I’ve had this conversation with several people. The words vary, but the sentiment remains. It reflects a pervasive viewpoint of our society: being a victim and resenting our ex. On top of this, we naively believe that love is enough to make any relationship work. So if it doesn’t work, naturally somebody maliciously wronged the other. It is counter-intuitive to believe a relationship ended if both people were still in love with each other. It’s equally counter-intuitive to not be angry with our ex unless we’re still in love with him (her). People identify with the person they’re talking to. They hear my perspective, but filter it through their own, which includes this societal attitude. When I’m explaining what happened to me, I come across as the victim, even though it is not my intention. Because I am considered an insider to them, they naturally put themselves in my position and pass judgment on my ex, whom they consider an outsider. If/when my ex talks about our failed relationship, they probably conclude I am a bitch and he is the victim. They are insiders to him, but outsiders to me.

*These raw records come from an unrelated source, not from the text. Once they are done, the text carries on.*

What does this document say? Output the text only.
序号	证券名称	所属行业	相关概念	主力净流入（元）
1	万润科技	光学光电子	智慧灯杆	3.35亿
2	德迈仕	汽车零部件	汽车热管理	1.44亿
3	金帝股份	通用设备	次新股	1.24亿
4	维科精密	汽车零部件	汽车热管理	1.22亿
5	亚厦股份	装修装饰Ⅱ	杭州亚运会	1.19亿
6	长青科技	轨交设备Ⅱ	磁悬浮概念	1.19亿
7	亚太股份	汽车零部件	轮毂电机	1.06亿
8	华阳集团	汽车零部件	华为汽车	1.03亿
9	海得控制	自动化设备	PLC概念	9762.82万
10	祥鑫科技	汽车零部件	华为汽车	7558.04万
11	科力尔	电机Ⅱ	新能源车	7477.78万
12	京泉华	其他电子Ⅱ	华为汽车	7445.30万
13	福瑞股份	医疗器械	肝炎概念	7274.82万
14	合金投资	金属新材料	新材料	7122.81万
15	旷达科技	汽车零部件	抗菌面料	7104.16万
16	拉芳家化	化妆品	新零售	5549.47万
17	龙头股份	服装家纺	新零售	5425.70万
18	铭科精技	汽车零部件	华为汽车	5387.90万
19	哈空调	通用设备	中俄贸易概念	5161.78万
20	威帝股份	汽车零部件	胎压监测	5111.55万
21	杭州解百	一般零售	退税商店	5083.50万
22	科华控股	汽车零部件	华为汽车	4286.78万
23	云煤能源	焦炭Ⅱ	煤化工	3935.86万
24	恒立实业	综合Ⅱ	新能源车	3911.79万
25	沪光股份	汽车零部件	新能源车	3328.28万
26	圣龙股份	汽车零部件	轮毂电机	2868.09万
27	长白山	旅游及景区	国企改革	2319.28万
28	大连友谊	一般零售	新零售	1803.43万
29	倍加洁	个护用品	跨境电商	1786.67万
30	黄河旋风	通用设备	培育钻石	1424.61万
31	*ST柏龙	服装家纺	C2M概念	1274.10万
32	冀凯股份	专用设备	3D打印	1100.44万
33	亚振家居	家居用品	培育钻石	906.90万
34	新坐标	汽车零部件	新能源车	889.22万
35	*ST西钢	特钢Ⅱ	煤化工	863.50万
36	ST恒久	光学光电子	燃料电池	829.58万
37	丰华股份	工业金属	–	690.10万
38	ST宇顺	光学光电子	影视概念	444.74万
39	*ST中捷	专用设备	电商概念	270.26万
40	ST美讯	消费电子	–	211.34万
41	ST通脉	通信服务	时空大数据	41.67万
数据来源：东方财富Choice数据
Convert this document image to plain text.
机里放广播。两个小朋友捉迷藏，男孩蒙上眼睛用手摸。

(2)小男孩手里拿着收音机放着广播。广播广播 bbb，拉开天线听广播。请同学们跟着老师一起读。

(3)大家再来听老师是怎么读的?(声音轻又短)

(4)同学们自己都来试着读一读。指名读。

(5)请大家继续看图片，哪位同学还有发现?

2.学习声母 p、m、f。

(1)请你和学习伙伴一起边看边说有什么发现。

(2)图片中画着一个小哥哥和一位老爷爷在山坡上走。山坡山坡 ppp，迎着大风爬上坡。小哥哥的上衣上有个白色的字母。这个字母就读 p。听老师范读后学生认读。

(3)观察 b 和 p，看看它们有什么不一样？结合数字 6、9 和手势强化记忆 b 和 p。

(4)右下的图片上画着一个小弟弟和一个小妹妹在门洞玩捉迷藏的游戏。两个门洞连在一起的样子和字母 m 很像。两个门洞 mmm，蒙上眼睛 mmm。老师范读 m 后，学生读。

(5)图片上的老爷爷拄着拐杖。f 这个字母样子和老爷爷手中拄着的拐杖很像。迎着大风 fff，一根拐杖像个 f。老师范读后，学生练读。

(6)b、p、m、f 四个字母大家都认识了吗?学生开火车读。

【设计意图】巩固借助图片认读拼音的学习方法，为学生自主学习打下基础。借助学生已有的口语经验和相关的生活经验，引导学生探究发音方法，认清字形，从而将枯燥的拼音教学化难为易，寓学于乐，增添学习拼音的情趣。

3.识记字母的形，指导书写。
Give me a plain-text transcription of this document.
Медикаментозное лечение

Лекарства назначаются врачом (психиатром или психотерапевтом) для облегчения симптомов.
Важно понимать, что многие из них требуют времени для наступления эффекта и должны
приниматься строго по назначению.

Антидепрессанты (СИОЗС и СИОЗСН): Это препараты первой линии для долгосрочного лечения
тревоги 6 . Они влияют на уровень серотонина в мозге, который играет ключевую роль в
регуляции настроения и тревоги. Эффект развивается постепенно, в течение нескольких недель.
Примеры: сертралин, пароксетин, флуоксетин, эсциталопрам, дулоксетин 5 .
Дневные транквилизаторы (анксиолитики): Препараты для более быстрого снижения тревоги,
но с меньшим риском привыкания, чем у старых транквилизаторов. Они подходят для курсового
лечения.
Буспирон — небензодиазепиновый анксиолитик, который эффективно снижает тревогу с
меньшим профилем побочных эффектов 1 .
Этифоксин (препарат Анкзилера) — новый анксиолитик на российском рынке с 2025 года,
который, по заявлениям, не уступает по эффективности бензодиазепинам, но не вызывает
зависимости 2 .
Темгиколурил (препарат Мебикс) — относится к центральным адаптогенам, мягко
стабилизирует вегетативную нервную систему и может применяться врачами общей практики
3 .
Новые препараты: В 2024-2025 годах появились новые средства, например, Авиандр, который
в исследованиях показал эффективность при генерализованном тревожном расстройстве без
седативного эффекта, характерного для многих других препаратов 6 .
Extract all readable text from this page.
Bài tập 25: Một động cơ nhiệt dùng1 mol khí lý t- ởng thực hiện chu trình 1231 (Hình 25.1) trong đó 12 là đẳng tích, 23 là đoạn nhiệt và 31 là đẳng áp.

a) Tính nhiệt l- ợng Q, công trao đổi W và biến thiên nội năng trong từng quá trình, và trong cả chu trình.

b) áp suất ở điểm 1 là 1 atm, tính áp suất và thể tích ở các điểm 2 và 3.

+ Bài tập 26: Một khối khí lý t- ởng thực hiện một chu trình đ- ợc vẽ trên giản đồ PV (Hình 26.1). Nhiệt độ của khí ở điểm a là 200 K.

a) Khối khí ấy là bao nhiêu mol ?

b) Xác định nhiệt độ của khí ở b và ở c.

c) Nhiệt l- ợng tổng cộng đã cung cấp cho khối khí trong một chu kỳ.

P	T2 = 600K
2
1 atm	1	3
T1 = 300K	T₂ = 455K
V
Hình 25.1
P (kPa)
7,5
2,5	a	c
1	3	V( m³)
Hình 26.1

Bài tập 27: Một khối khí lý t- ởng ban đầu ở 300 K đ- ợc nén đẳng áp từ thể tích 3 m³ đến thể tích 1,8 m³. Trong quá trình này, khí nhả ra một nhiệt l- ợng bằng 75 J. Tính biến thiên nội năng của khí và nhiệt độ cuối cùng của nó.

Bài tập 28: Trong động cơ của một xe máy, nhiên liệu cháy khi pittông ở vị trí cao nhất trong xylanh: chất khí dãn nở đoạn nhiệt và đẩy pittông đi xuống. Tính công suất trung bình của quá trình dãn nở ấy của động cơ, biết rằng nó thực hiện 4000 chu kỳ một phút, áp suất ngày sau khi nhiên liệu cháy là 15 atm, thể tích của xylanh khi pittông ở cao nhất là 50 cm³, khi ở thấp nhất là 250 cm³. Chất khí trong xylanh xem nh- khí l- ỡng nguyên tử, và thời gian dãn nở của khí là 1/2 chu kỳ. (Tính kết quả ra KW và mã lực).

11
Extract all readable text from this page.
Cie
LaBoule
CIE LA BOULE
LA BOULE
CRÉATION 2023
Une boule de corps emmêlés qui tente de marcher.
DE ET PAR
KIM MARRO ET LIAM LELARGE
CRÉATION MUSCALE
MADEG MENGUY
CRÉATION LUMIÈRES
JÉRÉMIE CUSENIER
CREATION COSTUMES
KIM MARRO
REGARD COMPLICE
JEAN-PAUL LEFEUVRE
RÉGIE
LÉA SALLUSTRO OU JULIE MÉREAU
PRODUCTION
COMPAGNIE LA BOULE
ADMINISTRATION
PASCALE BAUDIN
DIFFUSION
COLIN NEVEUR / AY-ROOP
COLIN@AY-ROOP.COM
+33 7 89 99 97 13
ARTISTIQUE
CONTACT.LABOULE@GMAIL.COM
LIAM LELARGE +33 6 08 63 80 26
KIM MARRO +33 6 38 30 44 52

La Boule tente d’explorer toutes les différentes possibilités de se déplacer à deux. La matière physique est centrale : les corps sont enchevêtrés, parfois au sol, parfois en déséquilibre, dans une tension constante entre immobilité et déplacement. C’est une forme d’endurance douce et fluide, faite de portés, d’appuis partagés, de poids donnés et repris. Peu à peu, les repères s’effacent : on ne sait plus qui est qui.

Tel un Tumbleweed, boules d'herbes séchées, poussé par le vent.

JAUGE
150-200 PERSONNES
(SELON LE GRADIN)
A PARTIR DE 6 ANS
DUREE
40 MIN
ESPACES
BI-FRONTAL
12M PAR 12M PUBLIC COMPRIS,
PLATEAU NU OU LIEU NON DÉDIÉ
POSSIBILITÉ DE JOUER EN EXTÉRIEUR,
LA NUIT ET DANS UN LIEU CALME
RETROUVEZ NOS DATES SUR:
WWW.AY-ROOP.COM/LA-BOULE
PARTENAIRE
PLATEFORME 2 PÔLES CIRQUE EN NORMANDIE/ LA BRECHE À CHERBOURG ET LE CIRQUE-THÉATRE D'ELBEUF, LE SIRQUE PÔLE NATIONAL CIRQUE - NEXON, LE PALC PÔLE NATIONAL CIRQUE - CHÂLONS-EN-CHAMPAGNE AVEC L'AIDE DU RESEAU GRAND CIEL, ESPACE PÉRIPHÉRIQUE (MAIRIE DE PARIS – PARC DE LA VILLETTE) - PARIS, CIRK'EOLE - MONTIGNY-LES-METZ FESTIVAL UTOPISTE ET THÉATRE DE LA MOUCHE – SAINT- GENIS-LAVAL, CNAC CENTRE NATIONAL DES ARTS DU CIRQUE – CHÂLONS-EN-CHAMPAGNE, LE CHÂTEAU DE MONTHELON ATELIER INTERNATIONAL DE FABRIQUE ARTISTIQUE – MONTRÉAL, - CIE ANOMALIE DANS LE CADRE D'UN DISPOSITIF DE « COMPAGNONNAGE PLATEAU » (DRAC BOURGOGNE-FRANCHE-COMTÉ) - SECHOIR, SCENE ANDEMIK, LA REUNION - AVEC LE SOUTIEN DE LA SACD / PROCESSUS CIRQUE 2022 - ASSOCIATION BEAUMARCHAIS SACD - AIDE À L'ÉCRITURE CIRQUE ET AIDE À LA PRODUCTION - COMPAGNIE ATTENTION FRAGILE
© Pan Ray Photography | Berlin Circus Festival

By no means was it easy to forgive him. It took a long time, but I was determined to get rid of my emotional baggage. I did not want to live with it. Intellectually, I could rationalize several reasons he deserved to be forgiven. Emotionally, though, it was much tougher. He hurt me deeply. Intelligence and emotions are two different parts of us. One generates from the mind; the other from the heart. People’s words and actions are a result of what they feel rather than what they think, for emotions extend deep into our subconscious. As difficult as it was to forgive him, it was 100 times more difficult to forgive the mother of his children. By the time I left, I hated the women. I despised her so bad that shivers would run down my spine whenever I heard her name mentioned, even if it was in reference to a different person with the same name. Many stepmoms can relate exactly to what I’m talking about. If I was able to overcome that, then others can too.
In the process of educating myself on step dynamics, I discovered how I contributed to some of the things that went wrong. It was a blow to my pride because I always had the best of intentions. I truly cared for his kids’ wellbeing and gave my all to make it work. The thought that I should’ve done things differently was tough to grasp. Like my ex, I was clueless. I handled things based on my experiences of what worked for me elsewhere, so why didn’t it work there? Stepfamilies operate differently. Because I didn’t get that, I had to forgive myself of the things I did wrong, which was also tough for me.
A male friend once asked me how he can forgive his wife when there is no way he could stay with her. Like me and many others, applying this concept was confusing. She purposely deceived and manipulated him, on top of telling numerous lies. Nobody could blame him for being angry with her. In fact, most would feel he was righteous in his anger. However, splitting the household at that time would have caused other problems he wasn’t ready for yet. He needed to have some semblance of peace at home for the sake of his own sanity and the emotional well-being of his daughter. I suggested he try not to argue with his wife, but she would constantly bully him until he gave in and argued back. [Incessantly angry people want to argue and continually find reasons to dispute.] The yelling sometimes turned into throwing and breaking things. One night the computer got broken beyond repair. I explicated on what I meant. Forgiveness doesn’t mean staying married to her or even to still live with her. It just means find a way to not be angry with her anymore, even if he decided to continue the living arrangement.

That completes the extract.